Ally Spaltro (Lady Lamb) Credits Neko Case and Feist as Most Influential
After moving from Maine to New York and cutting her first two albums there, Aly Spaltro’s heart remains in her homestate. But, she says, New York is a great place to create and express oneself. It’s also where – on September 26, 2013 – Spaltro, who performs as Lady Lamb, saw the best concert of her life: Neko Case at Radio City Music Hall.
“Neko Case has one of the most striking and emotional voices I’ve ever heard,” says Spaltro, whose second Lady Lamb album, After, was highly praised by critics after its release this March. “I’ve always felt that the brightness in her voice cuts so strongly. Her voice alone, aside from her excellent content and lyrics, is enough to make me feel all the feelings.

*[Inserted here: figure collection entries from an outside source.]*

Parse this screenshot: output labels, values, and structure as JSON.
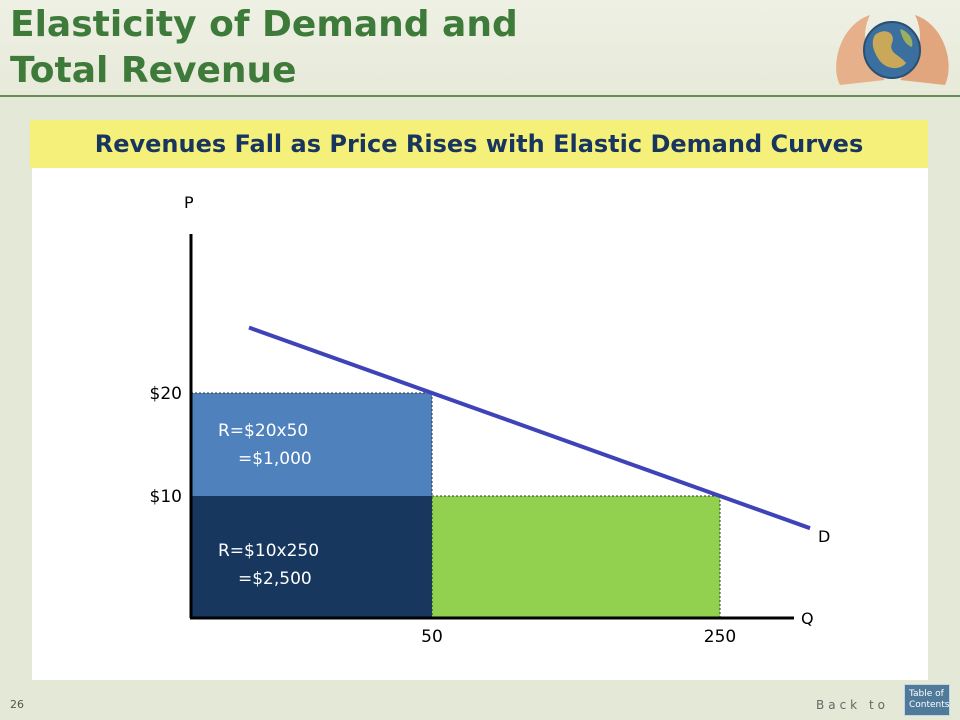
{
  "slide": {
    "title_line1": "Elasticity of Demand and",
    "title_line2": "Total Revenue",
    "subtitle": "Revenues Fall as Price Rises with Elastic Demand Curves",
    "page_number": "26",
    "back_link": "Back to",
    "toc_line1": "Table of",
    "toc_line2": "Contents",
    "logo_icon": "hands-holding-globe-icon"
  },
  "chart_data": {
    "type": "area",
    "y_axis_label": "P",
    "x_axis_label": "Q",
    "curve_label": "D",
    "y_ticks": [
      "$20",
      "$10"
    ],
    "x_ticks": [
      "50",
      "250"
    ],
    "points": [
      {
        "price": 20,
        "quantity": 50
      },
      {
        "price": 10,
        "quantity": 250
      }
    ],
    "rectangles": [
      {
        "name": "revenue-at-20",
        "price": 20,
        "quantity": 50,
        "label_line1": "R=$20x50",
        "label_line2": "=$1,000",
        "color": "#4f81bd"
      },
      {
        "name": "revenue-at-10-shared",
        "price": 10,
        "quantity": 50,
        "label_line1": "R=$10x250",
        "label_line2": "=$2,500",
        "color": "#17375e"
      },
      {
        "name": "revenue-at-10-extra",
        "price": 10,
        "quantity": 250,
        "color": "#92d050"
      }
    ],
    "curve_color": "#3f43b8",
    "axis_color": "#000000"
  }
}
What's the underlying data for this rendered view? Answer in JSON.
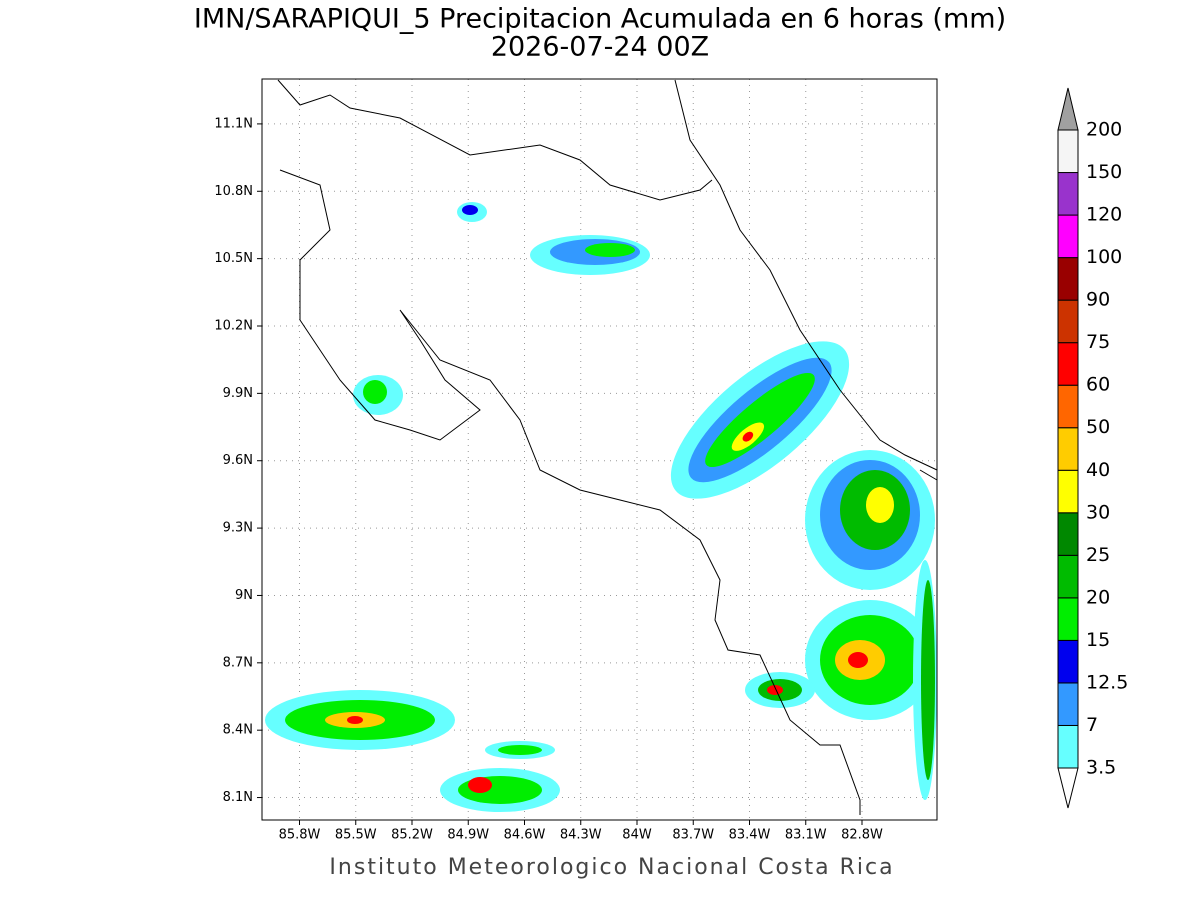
{
  "map": {
    "title": "IMN/SARAPIQUI_5 Precipitacion Acumulada en 6 horas (mm)",
    "subtitle": "2026-07-24 00Z",
    "xlim": [
      -86.0,
      -82.4
    ],
    "ylim": [
      8.0,
      11.3
    ],
    "xticks": [
      {
        "value": -85.8,
        "label": "85.8W"
      },
      {
        "value": -85.5,
        "label": "85.5W"
      },
      {
        "value": -85.2,
        "label": "85.2W"
      },
      {
        "value": -84.9,
        "label": "84.9W"
      },
      {
        "value": -84.6,
        "label": "84.6W"
      },
      {
        "value": -84.3,
        "label": "84.3W"
      },
      {
        "value": -84.0,
        "label": "84W"
      },
      {
        "value": -83.7,
        "label": "83.7W"
      },
      {
        "value": -83.4,
        "label": "83.4W"
      },
      {
        "value": -83.1,
        "label": "83.1W"
      },
      {
        "value": -82.8,
        "label": "82.8W"
      }
    ],
    "yticks": [
      {
        "value": 8.1,
        "label": "8.1N"
      },
      {
        "value": 8.4,
        "label": "8.4N"
      },
      {
        "value": 8.7,
        "label": "8.7N"
      },
      {
        "value": 9.0,
        "label": "9N"
      },
      {
        "value": 9.3,
        "label": "9.3N"
      },
      {
        "value": 9.6,
        "label": "9.6N"
      },
      {
        "value": 9.9,
        "label": "9.9N"
      },
      {
        "value": 10.2,
        "label": "10.2N"
      },
      {
        "value": 10.5,
        "label": "10.5N"
      },
      {
        "value": 10.8,
        "label": "10.8N"
      },
      {
        "value": 11.1,
        "label": "11.1N"
      }
    ],
    "grid": true
  },
  "colorbar": {
    "levels": [
      3.5,
      7,
      12.5,
      15,
      20,
      25,
      30,
      40,
      50,
      60,
      75,
      90,
      100,
      120,
      150,
      200
    ],
    "colors": [
      "#ffffff",
      "#66ffff",
      "#3399ff",
      "#0000ee",
      "#00ee00",
      "#00bb00",
      "#008800",
      "#ffff00",
      "#ffcc00",
      "#ff6600",
      "#ff0000",
      "#cc3300",
      "#990000",
      "#ff00ff",
      "#9933cc",
      "#f5f5f5",
      "#a0a0a0"
    ]
  },
  "footer": "Instituto Meteorologico Nacional Costa Rica"
}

“What better place to see her than in a gorgeous 6,000-capacity theater?” she adds. “The sound was absolutely perfect; you could hear every single nuance in the music. The harmonies by Kelly Hogan were so lush and really filled the space with Neko’s voice, which was flawless as it always is. I have to admit to enjoying certain shows sitting in the dark with my eyes closed. This was one of those nights, and I felt so fortunate to be there.”
Case performed 22 songs that night, showcasing many from The Worse Things Get, the Harder I Fight, the Harder I Fight, the More I Love You, which she released just three weeks before her Radio City appearance. A.C. Newman and his band, who were the warm-up act, joined Case for a rousing version of her final song, “Ragtime,” also the last track on the album.
Like Newman and Case, who play together in the New Pornographers, there’s chemistry in the studio between Spaltro and Nadim Issa, with whom she co-produced After.
“We have a great history of just working really well together and being in sync,” says Spaltro. “For this album, it was a very different process.”
Issa produced Spaltro’s first album, Ripely Pine, released under the name Lady Lamb the Beekeeper. Spaltro has since dropped “the Beekeeper,” she says, because it was clunky.
Spaltro says Ripley Pine was arranged in a studio and took about nine months – a very different process than the After album. “I arranged the bulk of After between tours, by myself at my computer with some gear,” she says. “I was writing orchestral arrangements with the keyboard, so I went into the studio really prepared this time with very clear intentions of what the album would sound like. The process only took a couple of months.”
After is “much more personal” than Ripley Pine, Spaltro says. “Musically and thematically, it’s more direct, more concise, and a little more focused.”
Spaltro is known for dynamic, sometimes wild, live solo performances. She says another musician’s dynamic performance – specifically, a show by Feist last year – was the most influential on her career. It took place in Portsmouth, New Hampshire, at the Music Hall Historic Theater, an elegant 900-seat auditorium that dates back to 1878.
“I’ve been a fan of Feist since around 2005 and have seen her live with a band many times over the years,” Spaltro says. “At the time I saw her in New Hampshire, I was feeling a little jaded by live music. I had really stopped going to shows and hadn’t felt moved by one in quite some time.
“She stood alone on the huge stage with just a guitar and a few effects pedals for her guitar and vocals, and used them very tastefully. It was the most mesmerizing, fulfilling, beautifully sonic experience I’ve ever had. At that point, I had been performing solo for so many years and feeling disenchanted by it. I was going through a phase, believing there was only value moving forward in my career if I played with a full band.
“Feist’s set completely reinvigorated me and reset my perspective,” she adds. “Her set gave me a very strong confidence in myself as a solo performer that I had lost. I left that night realizing the power that one artist can have on a room full of people. I hung on every word. Every arrangement was exquisite, and if I ever feel vulnerable on my own, I think back on that experience.”